Ratzinger e o legado conservador que barrou o Concílio Vaticano II - Paulo Vinícius Silva

Inicia-se a santificação em vida de Joseph Ratzinger e seu gesto de abandonar o papado nos seus provectos 85 anos. Incensado será ao cúmulo por parte da imprensa bandida e de direita.

Para além do que ensaia a imprensa, de equiparar o conclave a uma eleição. Empresta a Estados teologicamente fundamentados- como Israel e o Vaticano - uma legitimidade que não concede jamais a quem não componha o bloco conservador que representa. A notícia ocorrer em pleno carnaval empresta-lhe certo quê de momice, quando vemos desfilar na sapucaí das telas a folia docemente pagã e o olhar contrito, religioso, de uma imprensa venal que troca de fantasia de um quadro a outro, com a mesma versatilidade com que usa conceitos como eleição e papado. Ademais depois do percurso de Ratzinger, feito para concentrar imensamente o poder na Igreja em torno do papa. Então, é preciso entender, para além da ficção do gesto "corajoso" e "desprendido", o que ocorre na Igreja e que legado deixará Bento XVI.

Por isso mesmo, longe de mim cair na análise tosca pura e simplesmente movida por qualquer antipatia ao papa, ou faltar com o respeito devido aos católicos e católicas em sua fé. Há que avaliá-lo como o brilhante político conservador, um dos, senão o maior inimigo da contribuição que João XXIII trouxe à humanidade, a proposta generosa de reforma do catolicismo que visava a abri-lo aos pobres, ao terceiro mundo, ao laicato, o Concílio Vaticano II, que malogrou exatamente graças à reversão laboriosa e persistentemente promovida por figuras como o atual papa, que a isso dedicou nada menos que os últimos 45 anos.

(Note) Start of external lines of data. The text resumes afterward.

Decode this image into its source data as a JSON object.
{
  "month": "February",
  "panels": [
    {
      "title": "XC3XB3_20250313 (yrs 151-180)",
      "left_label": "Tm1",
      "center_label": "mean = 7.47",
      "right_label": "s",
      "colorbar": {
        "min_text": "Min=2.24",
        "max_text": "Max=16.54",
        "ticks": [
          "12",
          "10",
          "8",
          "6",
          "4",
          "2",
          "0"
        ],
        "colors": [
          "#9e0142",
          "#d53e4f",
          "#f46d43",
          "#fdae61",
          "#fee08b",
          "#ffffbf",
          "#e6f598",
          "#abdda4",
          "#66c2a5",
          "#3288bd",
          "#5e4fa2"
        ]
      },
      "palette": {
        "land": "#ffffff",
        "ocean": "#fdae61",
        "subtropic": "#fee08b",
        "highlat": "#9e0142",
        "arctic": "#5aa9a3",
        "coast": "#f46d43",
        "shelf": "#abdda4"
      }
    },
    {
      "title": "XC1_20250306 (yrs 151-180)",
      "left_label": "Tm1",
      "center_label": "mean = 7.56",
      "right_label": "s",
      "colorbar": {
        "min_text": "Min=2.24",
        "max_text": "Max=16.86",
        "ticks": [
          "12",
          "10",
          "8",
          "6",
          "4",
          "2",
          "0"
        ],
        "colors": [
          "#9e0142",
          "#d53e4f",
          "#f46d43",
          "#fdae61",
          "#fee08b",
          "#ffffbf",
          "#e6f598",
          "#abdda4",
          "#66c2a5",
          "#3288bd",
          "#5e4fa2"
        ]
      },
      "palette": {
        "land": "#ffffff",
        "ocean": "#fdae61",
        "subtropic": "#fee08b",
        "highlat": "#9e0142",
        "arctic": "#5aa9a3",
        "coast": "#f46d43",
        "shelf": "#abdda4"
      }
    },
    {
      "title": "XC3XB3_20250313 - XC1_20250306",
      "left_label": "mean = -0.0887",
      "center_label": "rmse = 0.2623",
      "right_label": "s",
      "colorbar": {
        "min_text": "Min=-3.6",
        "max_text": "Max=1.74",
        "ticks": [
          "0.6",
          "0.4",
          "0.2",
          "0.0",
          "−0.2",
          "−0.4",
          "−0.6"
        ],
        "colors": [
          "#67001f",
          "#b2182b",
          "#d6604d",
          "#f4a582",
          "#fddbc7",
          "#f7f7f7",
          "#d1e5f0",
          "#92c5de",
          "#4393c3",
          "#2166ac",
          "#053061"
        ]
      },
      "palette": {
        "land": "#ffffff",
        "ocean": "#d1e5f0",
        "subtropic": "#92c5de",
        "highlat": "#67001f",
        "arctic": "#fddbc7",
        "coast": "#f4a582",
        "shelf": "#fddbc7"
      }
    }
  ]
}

Duvi-de-o-dó que sua saída tenha qualquer razão pastoral desvinculada desse objetivo entranhado que só pôde realizar graças às alianças e à grande perseguição contra todos aqueles ideais de abertura e renovação que embalaram o surgimento da Teologia da Libertação.

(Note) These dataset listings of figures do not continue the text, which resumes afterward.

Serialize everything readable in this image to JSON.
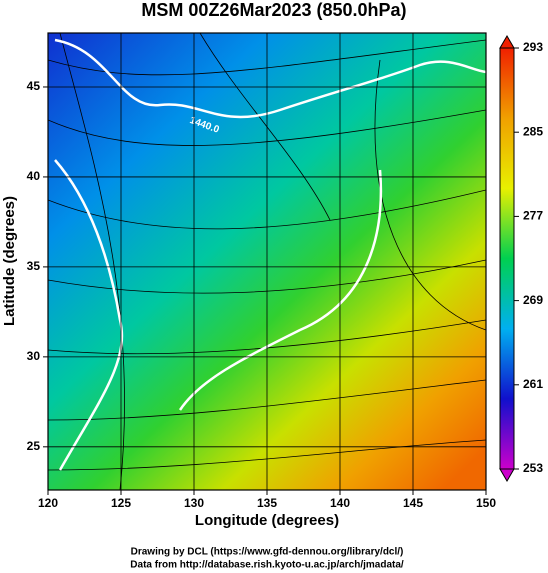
{
  "chart_data": {
    "type": "map",
    "title": "MSM 00Z26Mar2023 (850.0hPa)",
    "x_label": "Longitude (degrees)",
    "y_label": "Latitude  (degrees)",
    "xlim": [
      120,
      150
    ],
    "xticks": [
      120,
      125,
      130,
      135,
      140,
      145,
      150
    ],
    "ylim": [
      22.6,
      48
    ],
    "yticks": [
      25,
      30,
      35,
      40,
      45
    ],
    "grid": true,
    "colorbar": {
      "lim": [
        253,
        293
      ],
      "ticks": [
        253,
        261,
        269,
        277,
        285,
        293
      ],
      "colors": [
        "#cc00cc",
        "#1010cc",
        "#00b0f0",
        "#00d050",
        "#e8f000",
        "#f0a000",
        "#f02000"
      ]
    },
    "annotations": [
      "1440.0"
    ],
    "footer": [
      "Drawing by DCL (https://www.gfd-dennou.org/library/dcl/)",
      "Data from http://database.rish.kyoto-u.ac.jp/arch/jmadata/"
    ]
  }
}
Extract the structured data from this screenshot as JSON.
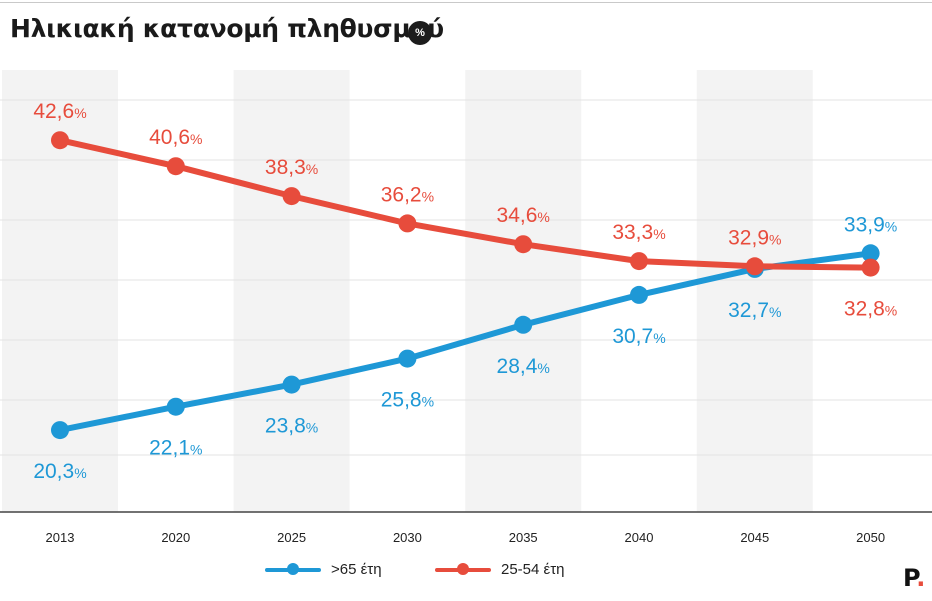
{
  "title": "Ηλικιακή κατανομή πληθυσμού",
  "unit_badge": "%",
  "logo": {
    "text": "P",
    "dot": "."
  },
  "colors": {
    "blue": "#1e98d6",
    "red": "#e74c3c",
    "band": "#f3f3f3",
    "grid": "#e3e3e3"
  },
  "chart_data": {
    "type": "line",
    "title": "Ηλικιακή κατανομή πληθυσμού",
    "xlabel": "",
    "ylabel": "",
    "ylim": [
      14,
      48
    ],
    "categories": [
      "2013",
      "2020",
      "2025",
      "2030",
      "2035",
      "2040",
      "2045",
      "2050"
    ],
    "series": [
      {
        "name": ">65 έτη",
        "color": "#1e98d6",
        "values": [
          20.3,
          22.1,
          23.8,
          25.8,
          28.4,
          30.7,
          32.7,
          33.9
        ],
        "labels": [
          "20,3",
          "22,1",
          "23,8",
          "25,8",
          "28,4",
          "30,7",
          "32,7",
          "33,9"
        ]
      },
      {
        "name": "25-54 έτη",
        "color": "#e74c3c",
        "values": [
          42.6,
          40.6,
          38.3,
          36.2,
          34.6,
          33.3,
          32.9,
          32.8
        ],
        "labels": [
          "42,6",
          "40,6",
          "38,3",
          "36,2",
          "34,6",
          "33,3",
          "32,9",
          "32,8"
        ]
      }
    ],
    "label_suffix": "%",
    "legend_position": "bottom"
  }
}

A despeito do escândalo de ter sido da juventude hitlerista é, para mim, muito menos grave que tudo que se seguiu. Há que se reconhecer-lhe o legado de ser o extremo oposto de todos a que considero admiráveis no catolicismo, como Dom Hélder Câmara e Dom Pedro Casaldáliga; de lhes ter combatido de todas as formas, numa cruzada quase totalmente exitosa para destruir a Teologia da Libertação. Há que valorar o despudor com que trouxe de volta à Igreja o culto Tridentino - a missa em latim - e, com ela aqueles que acusaram João XXIII de ser nada menos que o anticristo, os seguidores de Dom Marcel Lefebvre e suas sólidas ligações com a direita mais obscura.

Mais que isso, o freio à renovação litúrgica no que ela poderia incorporar das tradições nacionais. Mas não todas, posto que até uma contribuição pentecostal foi aceita, vinda dos EUA, mas com a sólida ressalva de seu caráter conservador para além de qualquer forma.

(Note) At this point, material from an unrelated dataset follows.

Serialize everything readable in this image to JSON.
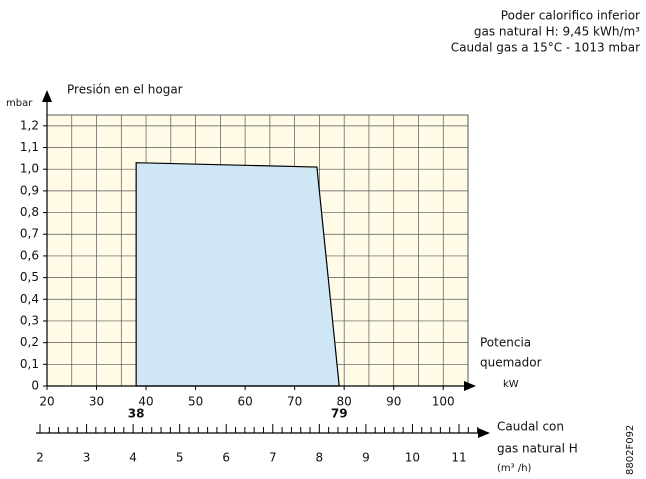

Nesse zelo seletivo o pontífice não economizou. Uma longa trajetória de expurgo da estrutura eclesiástica de todos aqueles que não defendiam a sua contrarreforma e de promoção das forças obscurantistas que conformaram uma sólida maioria, revertendo as possibilidades de maior participação e colegialidade no interior da Igreja. Ou seja, a reversão de um Concílio - e nunca mais houve outro. E, em seu lugar, o reforço da autoridade máxima do papado, fazendo retroceder qualquer esperança de colegialidade renovadora. Sua idade avançada foi de inteira dedicação à recomposição a dedo e por décadas do cardinalato e do colégio de bispos - no que a longa duração e o conservadorismo de João Paulo II em muito contribuiu.

Em vez do ecumenismo que, no Concílio Vaticano II, predicava serem variados os caminhos à salvação, sob o exemplo do Cristo, mesmo que se o não conhecesse, a reafirmação da Igreja como "o" caminho. O aferrar-se ao celibato e à negação da sexualidade, da diversidade e até da anticoncepção protetora, mesmo ao custo do ignorar a situação epidêmica da AIDS em grandes regiões, em especial as da África.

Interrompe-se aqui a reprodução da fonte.